New Radiant
- Full name: New Radiant Sports Club
- Nickname: The Blues
- Short name: NRSC
- Founded: 1979; 47 years ago
- Ground: National Stadium Malé
- Capacity: 11,850
- Chairman: Ahmed Mubeen
- Head coach: Francisco Caínzos
- League: Dhivehi Premier League
- 2025–26: DPL, 3rd of 10
| Home colours | Away colours |

= New Radiant S.C. =

Maldivian football club

New Radiant Sports Club is a Maldivian professional football club based in Henveiru, Malé. The club was founded on 19 August 1979 by Ahmed Waheed. New Radiant is the most successful in the Maldives in terms of trophies won and in the international arena. They were semi-finalists of the AFC Cup in 2005, and the only Maldivian club to have progressed beyond the group stage.

New Radiant has won the Dhivehi Premier League six times, FA cup 13 times and the Maldives Cup Winners' Cup four times. They won President's Cup 12 times and POMIS Cup 3 times. In 2019, the Football Association of Maldives suspended New Radiant from all football related activities due to unpaid wages and fines.

==History==
===1994–99===
In the 1994 season, New Radiant won POMIS Cup and the FA cup. In the 1995 Season, the blues won POMIS Cup and National Championship / President's Cup. New Radiant won all the competitions that were held in 1997. In the 1998 season, the blues won FA Cup three times in a row and became first team to do so in Maldivian footballing history. In 1999, New Radiant won only Maldives Cup Winners' Cup. The club took part in the Asian Club Championship consecutively in the 1990s.

===2000–08===
In the year 2000, New Radiant won only Maldives Cup Winners' Cup. In the 2004 season, New Radiant claimed the FA Cup. In the 2005 season, the Blues reached the semi-finals of the AFC Cup and were beaten by the later champions Al Faisaly.

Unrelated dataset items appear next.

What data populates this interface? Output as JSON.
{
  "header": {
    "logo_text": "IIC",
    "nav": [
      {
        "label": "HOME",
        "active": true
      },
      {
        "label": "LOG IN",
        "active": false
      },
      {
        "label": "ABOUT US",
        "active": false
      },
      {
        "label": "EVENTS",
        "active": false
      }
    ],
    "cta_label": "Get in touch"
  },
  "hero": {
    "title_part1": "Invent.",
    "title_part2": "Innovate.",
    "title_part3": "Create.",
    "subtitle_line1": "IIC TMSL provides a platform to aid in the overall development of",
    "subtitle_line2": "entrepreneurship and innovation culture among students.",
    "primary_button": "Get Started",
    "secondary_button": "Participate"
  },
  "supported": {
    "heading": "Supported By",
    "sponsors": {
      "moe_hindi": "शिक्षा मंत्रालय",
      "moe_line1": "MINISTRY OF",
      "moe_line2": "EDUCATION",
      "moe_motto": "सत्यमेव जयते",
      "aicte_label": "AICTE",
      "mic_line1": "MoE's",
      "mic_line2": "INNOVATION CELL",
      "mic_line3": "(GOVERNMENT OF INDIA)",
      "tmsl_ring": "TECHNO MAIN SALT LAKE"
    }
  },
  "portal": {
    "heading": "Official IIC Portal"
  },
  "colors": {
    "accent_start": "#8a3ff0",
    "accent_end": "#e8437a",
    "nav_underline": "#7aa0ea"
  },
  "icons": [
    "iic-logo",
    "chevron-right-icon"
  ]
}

In 2006 they won the FA Cup and the Dhivehi League. In the 2007 Season, the Blues were able to clinch 2 titles, the FA Cup and the President's Cup. In 2008, the Cup Winners Cup was won by New Radiant. They lost the FA Cup final.

===2012–15===
They won the 2012 Dhivehi League without losing a single match and also won the President's Cup by beating Victory Sports Club in the final. In 2013, the Blues won the first Charity Shield match and the league shield, becoming the first team to finish the league with a 100 percent record. In the same year, they won the FA Cup and finished the season by winning the President's Cup. In the 2014 season, the Blues won the Maldives FA Charity Shield by beating Maziya. The club won the 2014 Dhivehi League, third league title in a row. On November 30, New Radiant won 2014 President's Cup, also third time in a row. In 2015, the Blues reached the President's Cup final. The club won the 2015 Dhivehi Premier League.

===2016===
In 2016, New Radiant finished fifth in the league and in the group stage of the 2016 AFC Cup. After 2011, this was the year club did not win any of the tournaments.

===2017–18===
The Blues finished 3rd in the Male' League and got promoted to the 2017 Dhivehi Premier League. New Radiant won the Dhivehi Premier League and qualified for the 2018 AFC Cup group stage. They also won the 2017 Maldives FA Cup
and the President's Cup. Next year, New Radiant finished second in the 2018 AFC Cup group F, and won the Male' League.

===2019–22===
In January 2019, the Football Association of Maldives (FAM) suspended New Radiant due to the club's failure to pay approximately MVR 3.8 million in wages to both local and foreign players. The club's leadership characterized the suspension as "politically motivated", retaliatory move by then-FAM president Bassam Adeel Jaleel against his critics. The suspension lasted over three years, until it was officially lifted in July 2022. This followed a government-backed initiative to settle the club’s outstanding debts. In their return to competitive football during the 2022 FAM Second Division, New Radiant delivered a strong performance but ultimately fell short to eventual champions Buru Sports Club.

===2023–24===
For the 2023–24 FAM Second Division, New Radiant were placed in a group with B.G. Sports Club, Tent Sports Club, Da Grande Sports Club, and Club Teenage. New Radiant again dominated the group stage, notably defeating Tent Sports Club by 3–1 and Club PK by 8–0, but fell short in the playoff semi-final.

===2025–26===
After a five-year absence from top-flight football, New Radiant officially returned to the Dhivehi Premier League for the 2025–26 season. The club's return was marked by administrative controversy. Despite a storied history, New Radiant failed to secure automatic promotion, having been eliminated in the semi-final of the 2024–25 FAM Second Division by rivals Victory SC. However, in August 2025, Super United Sports withdrew from the Premier League citing financial insolvency. On August 28, the Football Association of Maldives (FAM) Executive Committee voted to award the vacant 10th spot to New Radiant. The decision was justified on the grounds that New Radiant was the highest-ranked semi-finalist from the previous Second Division campaign The "backdoor" promotion drew sharp criticism from other Second Division clubs and football pundits. Opponents argued that the spot should have remained vacant or contested via a playoff. Allegations of favoritism surfaced in local media, pointing to the fact that several members of the FAM held past or present ties to the New Radiant board. Despite these challenges, the Maldives Sports Council upheld the decision, allowing the "Blues" to compete.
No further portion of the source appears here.